Die Manifestationen, die am Freitag vor einer Woche begannen, hatten zunächst etwas Festliches an sich – wenn sie dann auch blutig ausgingen. Eine Woche später, am vergangenen Freitag, war alles anders.
Jetzt platzierten die Demonstranten riesige Mengen Autoreifen nahe der Grenzabsperrung und zündeten sie an. Der Rauch sollte die Sicht der israelischen Scharfschützen behindern und das Tränengas unwirksam machen. Dass diesmal mehr Kampfes- als Feststimmung herrschte, lag an der hohen Zahl der Toten, die die Manifestation vor einer Woche gekostet hatte. Damals sollen 20 Menschen ums Leben gekommen sein; jetzt starben erneut mindestens neun Palästinenser, unter ihnen ein 16-jähriges Mädchen und ein palästinensischer Journalist. Die Zahl der Verwundeten wurde mit 300 angegeben.
Weniger Demonstranten
Die israelische Armee ging gleich vor wie vor einer Woche. Ihr Auftrag war: scharf schiessen, wenn Gefahr besteht, dass die Grenzposten angegriffen und die Absperrungen durchbrochen werden. Dies soll, nach israelischen Angaben, „mehrmals“ versucht worden sein. Vor einer Woche hatten etwa 30’000 bis 40’000 Palästinenser demonstriert; diesmal waren es vermutlich etwa 20’000.
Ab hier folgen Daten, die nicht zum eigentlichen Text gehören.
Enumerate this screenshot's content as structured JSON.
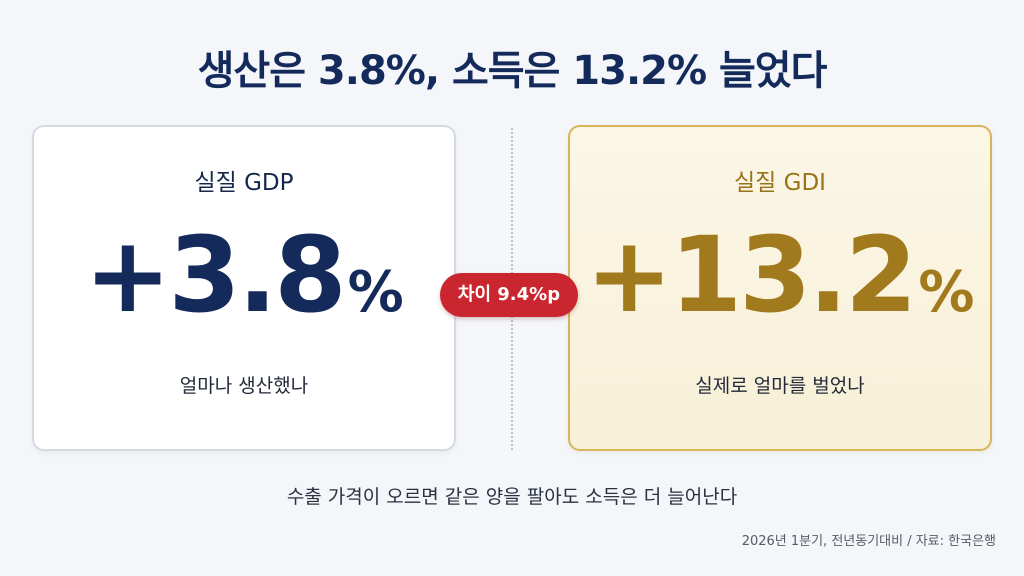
{
  "headline": "생산은 3.8%, 소득은 13.2% 늘었다",
  "cards": {
    "left": {
      "label": "실질 GDP",
      "value": "+3.8",
      "unit": "%",
      "caption": "얼마나 생산했나",
      "color": "#142a5a"
    },
    "right": {
      "label": "실질 GDI",
      "value": "+13.2",
      "unit": "%",
      "caption": "실제로 얼마를 벌었나",
      "color": "#a27a1e"
    }
  },
  "difference_badge": "차이 9.4%p",
  "footnote": "수출 가격이 오르면 같은 양을 팔아도 소득은 더 늘어난다",
  "source": "2026년 1분기, 전년동기대비 / 자료: 한국은행",
  "colors": {
    "badge": "#c9262f",
    "right_border": "#d6b55a"
  }
}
Viel hängt jetzt davon ab, ob die Demonstranten, wie angekündigt, ihre Proteste bis zum 15. Mai durchsetzen können. Gelänge ihnen das, käme es wohl an fünf weiteren Freitagen zu Zusammenstössen. Vorgesehen war, dass die Mobilisierung dazu führt, dass die Zahl der Demonstranten ständig anwächst.
Dauermobilisierung?
Ursprünglich wollten die Demonstranten nicht nur „an jedem Freitag“ demonstrieren. Sie sprachen von einer Dauermobilisierung, bei der bis Mitte Mai an der Grenze Zeltlager aufgeschlagen werden sollten. Dass jetzt die Freitage in den Vordergrund gerückt sind, liegt daran, dass dieser Wochentag in jüngster Zeit den Muslimen in der arabischen Welt immer wieder als Demonstrationstag diente.
Nach dem Freitagsgebet kam es da und dort immer wieder zu Massendemonstrationen. Geplant waren in Gaza dauerhafte Grossdemonstrationen, wie etwa damals auf dem Tahrir-Platz in Kairo. Die jetzigen Manifestationen erinnern aber eher an die Aktionen in Syrien, die vor der Militarisierung des Aufstandes gegen Asad im Frühjahr 2011 stattgefunden hatten. Auch sie fanden, trotzt rücksichtlosem Eingreifen des Regimes, an jedem Freitag statt.
Gegen Hamas
Schon am Freitag vor einer Woche hatte ein Sprecher der israelischen Armee gewarnt, die Armee gedenke nicht, mit den Demonstranten „Pingpong“ zu spielen. Er drohte, gegen die Urheber der Aktion direkt vorzugehen. Als solche haben die Israeli die Hamas ausgemacht – ob zu recht oder zu unrecht bleibe dahingestellt.
Gingen die Israeli direkt gegen Hamas vor, würde das bedeuten, dass israelische Soldaten in den Gaza-Streifen eindringen würden. Dann ginge man von einer blutigen Defensivtaktiv zu einer noch blutigeren Offensivtaktiv über. Im Moment sieht es noch nicht danach aus, dass es so weit kommt.
Die Israeli hoffen, dass ihre Defensivtaktiv die Demonstrationen allmählich abklingen lässt. Doch sollte die Zahl der Demonstranten jeden Freitag weiter wachsen, wird auch die Gefahr einer gefährlichen Eskalation steigen.